Mary Archer held a British Association audience in her hand as she spoke from her stand-point as a chemist. She has been researching the abundance of natural energy. Her most memorable conclusion is also the simplest: we receive, from the sun, enough energy in an hour to meet the world’s needs for a year. There is, assuredly, no shortage of energy. It’s the wit and wisdom to use it wisely that is the problem.

The mental abilities of old people were challenging our preconceptions, too. Elizabeth Maylor of Cambridge University now shows that - when it comes to tasks demanding reliability - older people tend to be more successful than the young. A recent report in Scientific American averred that nonagenarians show remarkable mental abilities.

Science also emerged in its essentially humanitarian guise. One of the most hopeful new areas is the use of artificial implants to restore hearing to the profoundly deaf. A tiny electronic device can replace a non-functioning cochlea, and translate sounds into mental stimuli. Barry McCormick has just announced his findings after a programme of scientific research into techniques of implantation in practice. He described the thrilled expressions of those who witness a child, deaf from birth, talking on a telephone.

Yet still we persist in feeling that science is somehow remote from life.
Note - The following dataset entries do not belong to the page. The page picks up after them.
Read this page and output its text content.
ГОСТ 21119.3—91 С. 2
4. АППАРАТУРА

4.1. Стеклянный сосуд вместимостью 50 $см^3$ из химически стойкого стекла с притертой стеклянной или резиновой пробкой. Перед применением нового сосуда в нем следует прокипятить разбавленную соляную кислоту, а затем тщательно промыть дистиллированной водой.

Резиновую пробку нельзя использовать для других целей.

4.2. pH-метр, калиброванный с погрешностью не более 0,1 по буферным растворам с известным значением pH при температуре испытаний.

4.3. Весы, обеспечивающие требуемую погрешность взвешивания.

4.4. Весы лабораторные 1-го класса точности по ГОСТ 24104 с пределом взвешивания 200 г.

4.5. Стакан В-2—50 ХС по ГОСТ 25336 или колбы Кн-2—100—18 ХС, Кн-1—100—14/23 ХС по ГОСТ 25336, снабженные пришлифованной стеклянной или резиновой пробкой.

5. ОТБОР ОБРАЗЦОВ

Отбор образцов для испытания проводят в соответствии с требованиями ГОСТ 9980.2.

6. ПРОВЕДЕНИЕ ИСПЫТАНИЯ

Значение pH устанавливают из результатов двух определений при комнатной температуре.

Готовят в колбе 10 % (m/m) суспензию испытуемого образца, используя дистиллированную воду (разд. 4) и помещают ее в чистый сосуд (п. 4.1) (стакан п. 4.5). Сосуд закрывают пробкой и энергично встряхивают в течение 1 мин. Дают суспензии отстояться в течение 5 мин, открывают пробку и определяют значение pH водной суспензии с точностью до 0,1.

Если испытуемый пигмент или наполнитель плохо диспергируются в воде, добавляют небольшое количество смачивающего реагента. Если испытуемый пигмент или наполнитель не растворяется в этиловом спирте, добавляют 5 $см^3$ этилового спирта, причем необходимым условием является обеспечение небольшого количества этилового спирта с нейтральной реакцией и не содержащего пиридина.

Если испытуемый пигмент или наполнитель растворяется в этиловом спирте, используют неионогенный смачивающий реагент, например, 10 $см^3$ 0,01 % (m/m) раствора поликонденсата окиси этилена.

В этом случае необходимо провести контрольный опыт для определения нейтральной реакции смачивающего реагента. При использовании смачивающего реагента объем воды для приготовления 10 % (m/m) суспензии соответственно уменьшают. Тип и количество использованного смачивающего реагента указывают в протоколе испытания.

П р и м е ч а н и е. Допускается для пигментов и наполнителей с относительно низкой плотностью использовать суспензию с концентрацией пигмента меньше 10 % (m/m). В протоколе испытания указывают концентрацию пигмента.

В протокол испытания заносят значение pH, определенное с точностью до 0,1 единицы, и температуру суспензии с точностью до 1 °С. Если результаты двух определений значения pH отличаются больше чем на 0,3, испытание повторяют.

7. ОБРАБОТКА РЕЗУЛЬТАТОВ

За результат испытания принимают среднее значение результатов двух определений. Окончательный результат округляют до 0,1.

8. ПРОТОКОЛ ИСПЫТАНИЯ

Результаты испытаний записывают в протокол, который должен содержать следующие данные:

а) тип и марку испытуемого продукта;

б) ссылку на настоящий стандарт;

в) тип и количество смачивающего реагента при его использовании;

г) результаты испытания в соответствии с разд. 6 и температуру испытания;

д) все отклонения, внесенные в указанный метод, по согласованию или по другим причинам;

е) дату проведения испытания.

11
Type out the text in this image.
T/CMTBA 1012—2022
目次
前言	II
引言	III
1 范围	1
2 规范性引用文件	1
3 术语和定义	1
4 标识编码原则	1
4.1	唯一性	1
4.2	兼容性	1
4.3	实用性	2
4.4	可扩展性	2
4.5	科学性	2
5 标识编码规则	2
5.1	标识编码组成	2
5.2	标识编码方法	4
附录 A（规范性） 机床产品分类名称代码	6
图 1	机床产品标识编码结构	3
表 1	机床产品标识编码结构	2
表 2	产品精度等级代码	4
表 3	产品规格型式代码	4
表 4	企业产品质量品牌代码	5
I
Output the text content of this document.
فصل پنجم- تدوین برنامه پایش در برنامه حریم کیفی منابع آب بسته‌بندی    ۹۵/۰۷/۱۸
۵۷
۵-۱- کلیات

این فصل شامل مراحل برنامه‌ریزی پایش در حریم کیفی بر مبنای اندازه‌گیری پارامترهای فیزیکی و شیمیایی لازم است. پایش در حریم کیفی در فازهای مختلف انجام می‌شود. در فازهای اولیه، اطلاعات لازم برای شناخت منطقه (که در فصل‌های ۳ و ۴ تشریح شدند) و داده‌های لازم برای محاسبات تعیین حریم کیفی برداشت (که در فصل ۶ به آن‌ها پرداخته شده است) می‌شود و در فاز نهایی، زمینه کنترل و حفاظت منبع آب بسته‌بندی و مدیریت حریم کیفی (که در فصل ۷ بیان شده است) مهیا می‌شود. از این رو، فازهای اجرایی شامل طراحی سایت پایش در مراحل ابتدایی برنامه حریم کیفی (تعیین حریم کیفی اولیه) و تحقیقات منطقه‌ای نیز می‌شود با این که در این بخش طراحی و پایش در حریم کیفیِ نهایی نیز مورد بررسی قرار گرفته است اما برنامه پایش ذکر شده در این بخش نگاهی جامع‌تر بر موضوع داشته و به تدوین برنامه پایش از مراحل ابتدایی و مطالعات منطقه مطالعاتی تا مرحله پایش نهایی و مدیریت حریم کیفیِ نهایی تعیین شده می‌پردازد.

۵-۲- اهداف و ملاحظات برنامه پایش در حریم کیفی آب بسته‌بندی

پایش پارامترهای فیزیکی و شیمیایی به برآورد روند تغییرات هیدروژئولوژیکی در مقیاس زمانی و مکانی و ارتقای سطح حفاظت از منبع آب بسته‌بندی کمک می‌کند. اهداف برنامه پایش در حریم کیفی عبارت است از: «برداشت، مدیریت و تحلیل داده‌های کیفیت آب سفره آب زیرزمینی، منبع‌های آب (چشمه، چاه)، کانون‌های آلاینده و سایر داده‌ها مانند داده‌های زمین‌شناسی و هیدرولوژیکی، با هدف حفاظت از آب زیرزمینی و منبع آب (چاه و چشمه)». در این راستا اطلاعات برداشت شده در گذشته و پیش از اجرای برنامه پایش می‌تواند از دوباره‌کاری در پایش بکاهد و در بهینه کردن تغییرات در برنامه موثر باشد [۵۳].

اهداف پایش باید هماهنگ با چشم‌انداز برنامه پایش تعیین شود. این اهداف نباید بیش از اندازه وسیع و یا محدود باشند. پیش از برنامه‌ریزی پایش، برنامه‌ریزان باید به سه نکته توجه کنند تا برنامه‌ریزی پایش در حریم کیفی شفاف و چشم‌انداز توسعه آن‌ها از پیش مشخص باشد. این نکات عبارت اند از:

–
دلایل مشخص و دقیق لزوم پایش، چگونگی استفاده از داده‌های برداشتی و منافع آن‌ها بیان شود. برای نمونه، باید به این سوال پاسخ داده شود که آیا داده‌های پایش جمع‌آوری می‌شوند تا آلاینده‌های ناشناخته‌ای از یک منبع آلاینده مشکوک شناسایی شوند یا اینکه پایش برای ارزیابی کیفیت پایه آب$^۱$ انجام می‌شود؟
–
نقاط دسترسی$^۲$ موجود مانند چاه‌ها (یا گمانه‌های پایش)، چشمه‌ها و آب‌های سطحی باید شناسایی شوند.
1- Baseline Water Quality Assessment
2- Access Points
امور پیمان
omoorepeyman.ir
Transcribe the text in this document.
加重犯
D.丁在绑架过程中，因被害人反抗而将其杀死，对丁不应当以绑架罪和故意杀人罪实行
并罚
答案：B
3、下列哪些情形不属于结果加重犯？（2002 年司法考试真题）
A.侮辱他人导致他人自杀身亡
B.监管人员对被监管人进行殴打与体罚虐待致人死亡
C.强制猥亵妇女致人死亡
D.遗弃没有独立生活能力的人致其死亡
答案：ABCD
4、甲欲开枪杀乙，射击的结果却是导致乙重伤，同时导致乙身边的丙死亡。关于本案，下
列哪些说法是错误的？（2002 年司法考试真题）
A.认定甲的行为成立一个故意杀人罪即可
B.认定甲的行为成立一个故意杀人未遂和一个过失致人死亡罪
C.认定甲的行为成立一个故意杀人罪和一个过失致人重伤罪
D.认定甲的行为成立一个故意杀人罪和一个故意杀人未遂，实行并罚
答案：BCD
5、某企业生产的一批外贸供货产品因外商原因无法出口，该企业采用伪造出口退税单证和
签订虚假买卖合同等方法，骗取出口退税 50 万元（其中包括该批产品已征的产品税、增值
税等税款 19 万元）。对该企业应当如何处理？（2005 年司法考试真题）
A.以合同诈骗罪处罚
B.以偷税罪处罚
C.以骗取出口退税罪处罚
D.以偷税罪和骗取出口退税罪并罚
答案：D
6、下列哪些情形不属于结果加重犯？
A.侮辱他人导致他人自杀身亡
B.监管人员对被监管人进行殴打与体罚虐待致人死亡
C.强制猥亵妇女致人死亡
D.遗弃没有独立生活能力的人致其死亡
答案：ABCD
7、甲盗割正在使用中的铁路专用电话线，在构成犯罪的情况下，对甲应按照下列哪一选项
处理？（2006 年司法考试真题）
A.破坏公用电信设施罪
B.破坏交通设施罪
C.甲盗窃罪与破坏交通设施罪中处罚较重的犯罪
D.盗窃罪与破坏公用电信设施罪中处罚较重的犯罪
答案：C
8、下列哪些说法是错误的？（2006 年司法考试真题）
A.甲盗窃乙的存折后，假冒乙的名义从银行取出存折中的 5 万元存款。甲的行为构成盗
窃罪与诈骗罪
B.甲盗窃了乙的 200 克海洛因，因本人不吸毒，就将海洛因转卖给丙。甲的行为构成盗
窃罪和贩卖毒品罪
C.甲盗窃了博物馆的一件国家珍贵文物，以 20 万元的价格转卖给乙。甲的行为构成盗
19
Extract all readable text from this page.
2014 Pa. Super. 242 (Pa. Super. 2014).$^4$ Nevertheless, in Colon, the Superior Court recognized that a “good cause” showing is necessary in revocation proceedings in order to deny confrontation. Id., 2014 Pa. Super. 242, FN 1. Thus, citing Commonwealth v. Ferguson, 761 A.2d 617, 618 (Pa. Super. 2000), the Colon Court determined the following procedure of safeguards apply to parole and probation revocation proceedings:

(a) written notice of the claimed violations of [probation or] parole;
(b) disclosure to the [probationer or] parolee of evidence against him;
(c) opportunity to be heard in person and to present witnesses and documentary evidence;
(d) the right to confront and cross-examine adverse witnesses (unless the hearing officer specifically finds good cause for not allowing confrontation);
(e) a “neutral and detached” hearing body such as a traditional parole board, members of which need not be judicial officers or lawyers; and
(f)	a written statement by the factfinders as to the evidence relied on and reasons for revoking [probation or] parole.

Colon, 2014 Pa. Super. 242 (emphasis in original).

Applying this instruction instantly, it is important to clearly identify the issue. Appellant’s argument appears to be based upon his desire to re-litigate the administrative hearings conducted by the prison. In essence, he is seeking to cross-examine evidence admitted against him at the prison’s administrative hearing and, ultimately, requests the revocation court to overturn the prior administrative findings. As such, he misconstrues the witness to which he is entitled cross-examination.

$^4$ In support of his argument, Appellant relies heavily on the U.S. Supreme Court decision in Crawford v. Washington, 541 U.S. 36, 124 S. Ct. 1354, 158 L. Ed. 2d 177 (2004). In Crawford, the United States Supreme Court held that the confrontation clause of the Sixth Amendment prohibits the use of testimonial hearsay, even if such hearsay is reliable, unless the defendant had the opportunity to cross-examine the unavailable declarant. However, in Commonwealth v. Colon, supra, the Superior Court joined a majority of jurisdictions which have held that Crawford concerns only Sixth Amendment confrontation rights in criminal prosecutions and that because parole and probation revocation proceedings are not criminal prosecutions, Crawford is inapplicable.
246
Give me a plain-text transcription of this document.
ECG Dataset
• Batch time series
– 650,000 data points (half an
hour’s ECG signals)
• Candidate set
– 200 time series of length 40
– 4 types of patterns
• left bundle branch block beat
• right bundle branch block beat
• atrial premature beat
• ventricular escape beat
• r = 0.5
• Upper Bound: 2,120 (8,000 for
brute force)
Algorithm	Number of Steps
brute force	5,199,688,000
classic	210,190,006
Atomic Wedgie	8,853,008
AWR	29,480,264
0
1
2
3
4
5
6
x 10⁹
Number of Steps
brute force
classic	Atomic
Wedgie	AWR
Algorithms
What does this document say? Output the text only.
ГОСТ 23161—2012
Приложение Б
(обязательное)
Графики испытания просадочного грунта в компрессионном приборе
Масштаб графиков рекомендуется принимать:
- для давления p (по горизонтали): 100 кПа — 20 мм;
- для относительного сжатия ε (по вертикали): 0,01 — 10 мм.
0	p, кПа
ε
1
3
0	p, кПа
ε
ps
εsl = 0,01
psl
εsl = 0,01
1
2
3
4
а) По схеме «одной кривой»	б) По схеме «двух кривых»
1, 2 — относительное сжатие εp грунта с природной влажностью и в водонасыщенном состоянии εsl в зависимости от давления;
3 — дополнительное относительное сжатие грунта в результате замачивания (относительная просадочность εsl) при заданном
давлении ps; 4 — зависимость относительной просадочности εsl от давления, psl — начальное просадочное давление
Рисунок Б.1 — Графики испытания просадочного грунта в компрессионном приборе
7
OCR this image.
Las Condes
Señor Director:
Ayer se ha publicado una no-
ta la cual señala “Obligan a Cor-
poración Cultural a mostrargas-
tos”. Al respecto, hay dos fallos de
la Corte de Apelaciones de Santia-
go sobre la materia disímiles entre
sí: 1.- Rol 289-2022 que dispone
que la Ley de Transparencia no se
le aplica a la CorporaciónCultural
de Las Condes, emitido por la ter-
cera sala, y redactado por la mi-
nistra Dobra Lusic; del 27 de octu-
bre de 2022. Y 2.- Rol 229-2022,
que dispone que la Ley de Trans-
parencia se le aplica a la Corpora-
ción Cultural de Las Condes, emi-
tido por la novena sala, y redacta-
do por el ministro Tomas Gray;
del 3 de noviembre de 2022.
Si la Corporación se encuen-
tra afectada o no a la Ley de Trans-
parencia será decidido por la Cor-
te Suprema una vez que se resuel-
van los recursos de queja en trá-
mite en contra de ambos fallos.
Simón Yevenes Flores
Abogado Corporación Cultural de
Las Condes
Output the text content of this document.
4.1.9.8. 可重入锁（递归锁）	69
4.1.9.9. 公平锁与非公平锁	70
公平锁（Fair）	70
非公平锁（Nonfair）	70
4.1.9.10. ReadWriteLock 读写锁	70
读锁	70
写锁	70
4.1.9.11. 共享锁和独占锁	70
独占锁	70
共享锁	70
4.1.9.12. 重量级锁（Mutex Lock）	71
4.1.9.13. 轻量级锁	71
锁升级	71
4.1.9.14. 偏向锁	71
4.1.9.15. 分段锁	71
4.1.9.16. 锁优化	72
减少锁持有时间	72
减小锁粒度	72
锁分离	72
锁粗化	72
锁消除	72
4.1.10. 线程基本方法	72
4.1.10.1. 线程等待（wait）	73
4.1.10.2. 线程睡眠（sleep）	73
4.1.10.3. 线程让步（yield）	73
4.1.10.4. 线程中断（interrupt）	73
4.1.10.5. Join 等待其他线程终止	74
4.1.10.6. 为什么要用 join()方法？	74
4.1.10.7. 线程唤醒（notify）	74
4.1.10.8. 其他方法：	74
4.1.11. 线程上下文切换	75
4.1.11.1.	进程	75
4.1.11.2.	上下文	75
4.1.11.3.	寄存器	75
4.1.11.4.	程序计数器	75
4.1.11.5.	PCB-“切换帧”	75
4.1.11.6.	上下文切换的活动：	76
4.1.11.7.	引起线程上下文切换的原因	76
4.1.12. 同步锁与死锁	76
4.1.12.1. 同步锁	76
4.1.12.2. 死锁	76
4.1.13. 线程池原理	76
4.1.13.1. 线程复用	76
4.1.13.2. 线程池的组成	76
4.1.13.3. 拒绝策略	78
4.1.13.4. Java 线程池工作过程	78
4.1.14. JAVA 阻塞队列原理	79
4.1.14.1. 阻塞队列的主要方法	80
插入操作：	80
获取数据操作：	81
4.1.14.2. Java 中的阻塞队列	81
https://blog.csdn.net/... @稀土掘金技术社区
I was delighted to learn that there was a meeting on ‘science as culture’ organised in London a little while ago. The thrill was short-lived, for the title eventually chosen was ‘science and culture’ (my italics) just to prove how the organisers couldn’t put the two together.

As the southbound train pulled into the station, departing delegates from the British Association were regaled by singing announcements. They are provided by Lindsey Brown, and her clear delivery sounds like a Gregorian chant. The maintenance of set frequencies means that syllables are less likely to be lost under new resonances from a conventional speaker in a large and echoing station, which is why psalms in great churches are traditionally sung in fixed monotones. To the passengers her novel technique seems a pleasant, personal touch. To me, the gain in clarity is an example of practical science. What could be more scientific - or more commonplace?